The female tsks. “Don’t fret. Your husband has weeks to live. As long as the task is completed before then, he’ll not suffer death or permanent damage, at least not by the potion’s hands.”

Weeks. My heart pounds. “What do you want me to do?”

The female reaches out her hand. “I would like you to make a bargain with me. One where you’ll do as I ask, whenever I ask it. Until the task is done and your husband is free.”

I glance back and forth between Amity and Marcus, my heart cracking.

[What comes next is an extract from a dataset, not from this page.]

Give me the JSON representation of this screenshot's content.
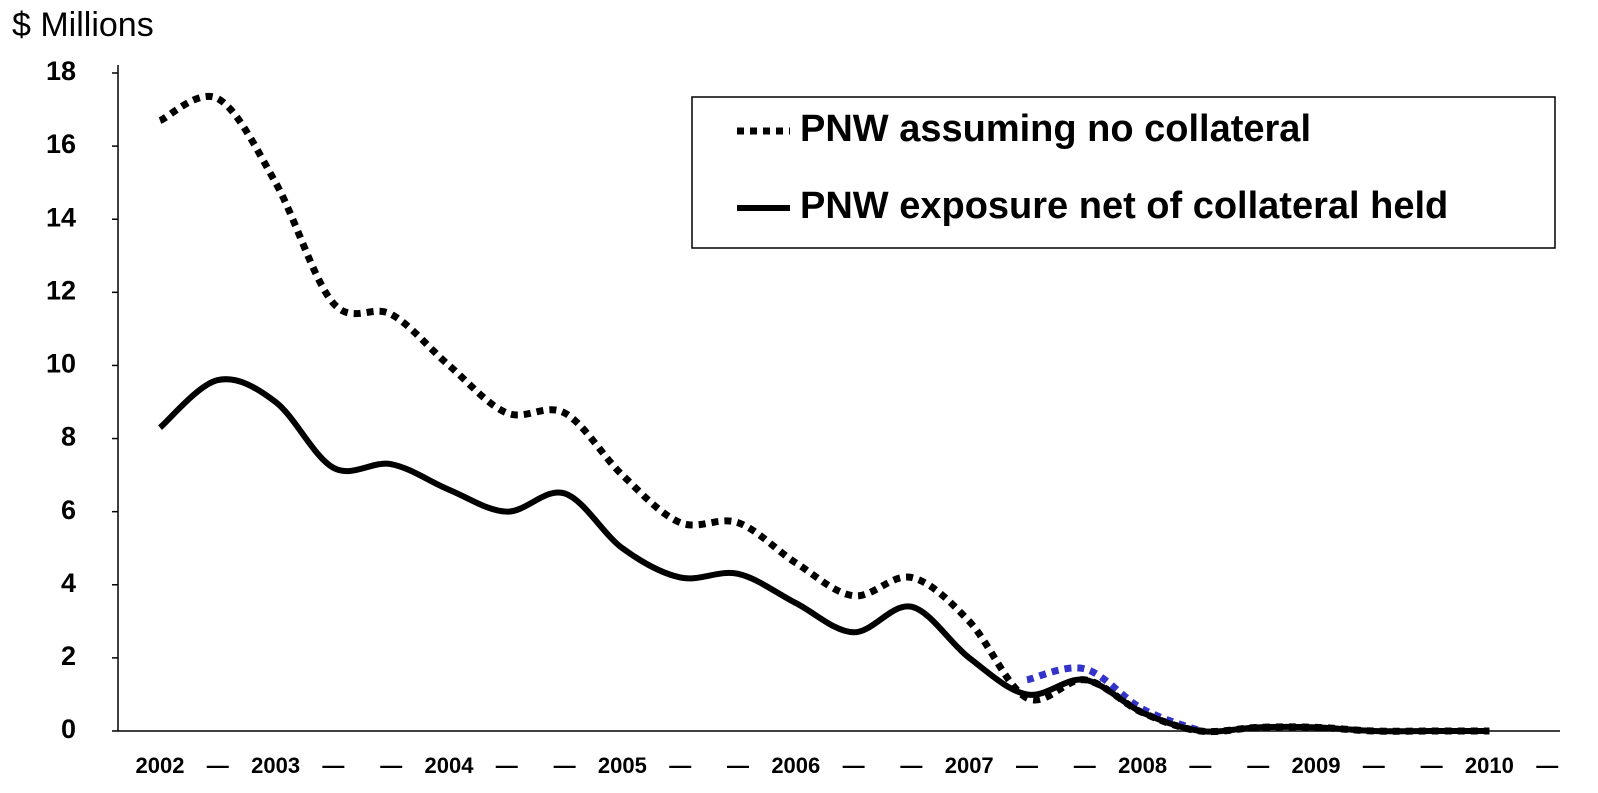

Since my blood is half human, half fae, I’m not cursed with the inability to lie like full-blooded fae. Still, if I enter a fae bargain with the female, I’ll have no choice but to follow through. At least not without dying, should I choose to resist.

“No,” I say at last.

The female lifts her brow. “No?”

I cross my arms to hide the fact that they’re shaking. I’m not sure I’m successful. “No. I won’t enter into a fae bargain with you.”

“I must have overestimated your love for your husband then,” she says, louder than she was talking previously, as if she wants to make sure Marcus hears even in his drugged state.

“No, you haven’t. And if you believe I love him, as I do, then surely you know the threat of him dying is enough to motivate me to do whatever you say.”

The female’s lip twitches. “Perhaps you’ve misunderstood. Enter into the fae bargain with me, or no deal.”

I stalk toward her. “Perhaps you have misunderstood. I’m not entering into a fae bargain with you with unnamed conditions. If I do that, my husband is as good as dead.”

And I’m not providing Amity an example of entering into a messy fae bargain to get out of a temporary problem, I don’t add.

Tears bead at the undersides of my eyelids, begging to spill, but I won’t let them. Not when I need this female to believe my bluff.

“Fine,” I say.

She slips a blindfold over me, and everything goes dark.

Amity’s whimpers fill my ears.

“Wait,” I say. “Deal’s off unless you untie her.”

The female says nothing, but I can hear her move across the tent and untie Amity’s restraints.

I also hear Amity spit on her.

Fear mingled with pride lances through me, but the female gives no reaction. Not that I can tell.

I clap my fingers against my side. Our signal for “It’s going to be okay.”

I wonder if that’s the last lie I’ll ever get to tell my daughter.